Buying strawberry plants can be so simple because you can usually pick them up just about anywhere, even at grocery stores that don’t have fully stocked gardening centers. While most strawberry plants will do well, there are a few things to consider to ensure that you get strawberry plants that will thrive and produce lots of mouthwatering berries.

1. June-bearing strawberry plants are best for fresh berries and desserts

June-bearing strawberry plants produce medium to large sized berries that are delectable fresh or used in desserts. Different varieties of strawberry plants that fall into this classification are early, mid-season, or late season producers and they will produce a full-crop of strawberries the season after the strawberry plants are planted.

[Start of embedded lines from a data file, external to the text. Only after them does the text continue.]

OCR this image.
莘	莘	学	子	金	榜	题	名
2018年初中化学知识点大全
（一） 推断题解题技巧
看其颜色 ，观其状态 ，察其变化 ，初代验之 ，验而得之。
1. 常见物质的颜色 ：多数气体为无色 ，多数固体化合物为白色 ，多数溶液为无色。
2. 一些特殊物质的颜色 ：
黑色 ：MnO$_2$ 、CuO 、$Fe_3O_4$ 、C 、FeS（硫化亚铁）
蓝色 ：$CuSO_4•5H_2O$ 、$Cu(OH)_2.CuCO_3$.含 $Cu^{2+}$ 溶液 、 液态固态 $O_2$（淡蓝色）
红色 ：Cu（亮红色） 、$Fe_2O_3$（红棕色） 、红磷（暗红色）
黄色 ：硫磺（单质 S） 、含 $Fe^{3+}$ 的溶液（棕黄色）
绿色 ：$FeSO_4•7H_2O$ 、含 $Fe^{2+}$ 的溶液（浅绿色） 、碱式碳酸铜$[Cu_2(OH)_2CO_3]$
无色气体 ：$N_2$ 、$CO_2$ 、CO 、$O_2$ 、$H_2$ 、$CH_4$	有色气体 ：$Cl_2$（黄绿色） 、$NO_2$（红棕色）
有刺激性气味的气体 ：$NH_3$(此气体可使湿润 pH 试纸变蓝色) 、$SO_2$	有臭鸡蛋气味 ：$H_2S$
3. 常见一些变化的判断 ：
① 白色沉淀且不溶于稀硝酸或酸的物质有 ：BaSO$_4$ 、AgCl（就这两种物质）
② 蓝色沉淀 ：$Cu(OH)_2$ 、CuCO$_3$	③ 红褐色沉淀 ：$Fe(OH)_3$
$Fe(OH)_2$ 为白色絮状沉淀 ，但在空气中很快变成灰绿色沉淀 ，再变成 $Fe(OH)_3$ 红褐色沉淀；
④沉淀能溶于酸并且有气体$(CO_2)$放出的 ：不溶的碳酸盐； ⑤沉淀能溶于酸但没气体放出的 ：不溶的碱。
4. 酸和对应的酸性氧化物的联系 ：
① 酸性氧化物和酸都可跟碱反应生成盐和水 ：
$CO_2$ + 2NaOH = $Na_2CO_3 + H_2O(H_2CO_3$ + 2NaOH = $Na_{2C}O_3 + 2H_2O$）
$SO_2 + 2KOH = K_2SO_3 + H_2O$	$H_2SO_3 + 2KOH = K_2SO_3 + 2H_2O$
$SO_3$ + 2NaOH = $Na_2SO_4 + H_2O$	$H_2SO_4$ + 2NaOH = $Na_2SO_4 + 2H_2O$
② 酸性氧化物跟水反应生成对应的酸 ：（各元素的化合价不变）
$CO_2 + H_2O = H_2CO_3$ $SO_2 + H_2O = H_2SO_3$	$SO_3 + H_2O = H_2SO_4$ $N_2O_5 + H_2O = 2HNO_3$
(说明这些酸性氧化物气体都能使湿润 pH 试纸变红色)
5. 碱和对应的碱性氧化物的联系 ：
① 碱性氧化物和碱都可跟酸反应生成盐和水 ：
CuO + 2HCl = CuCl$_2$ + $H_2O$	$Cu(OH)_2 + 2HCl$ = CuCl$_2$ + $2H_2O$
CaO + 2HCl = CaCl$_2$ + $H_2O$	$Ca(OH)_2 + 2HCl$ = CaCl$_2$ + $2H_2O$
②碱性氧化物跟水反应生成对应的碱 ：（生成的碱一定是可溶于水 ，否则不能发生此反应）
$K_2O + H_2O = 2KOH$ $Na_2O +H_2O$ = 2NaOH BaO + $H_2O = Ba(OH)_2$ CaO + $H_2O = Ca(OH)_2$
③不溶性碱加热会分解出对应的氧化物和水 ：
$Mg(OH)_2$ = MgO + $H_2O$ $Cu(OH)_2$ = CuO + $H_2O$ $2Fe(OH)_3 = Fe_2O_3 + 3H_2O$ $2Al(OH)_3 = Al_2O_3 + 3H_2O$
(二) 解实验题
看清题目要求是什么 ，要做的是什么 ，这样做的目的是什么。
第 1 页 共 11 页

2. Day-neutral strawberry plants produce small berries that are good for canning, freezing, and for use in desserts

Day-neutral varieties of strawberry plants produce during the first season that they are planted and steadily produce strawberries throughout the summer. They yield a lot more berries than other types of strawberry plants.

3. Some strawberry plants are disease resistant

If you can get strawberry plants that are resistant to disease, that’s your best bet. Otherwise, caring for them can be troublesome.

4. Strawberry plants that have been rooted in pots grow best

Strawberry plants are generally grown in beds, which is fine, but those that have been rooted in pots rather than in the ground soil are generally healthier.

Fun Fact: Strawberries can be grown in every state in the United States.

5. Choose plants that look healthy

If you choose strawberry plants that look healthy when you plant them, they are more likely to grow well and to yield a good crop. Strawberry plants that look ill when you plant them may or may not perk up.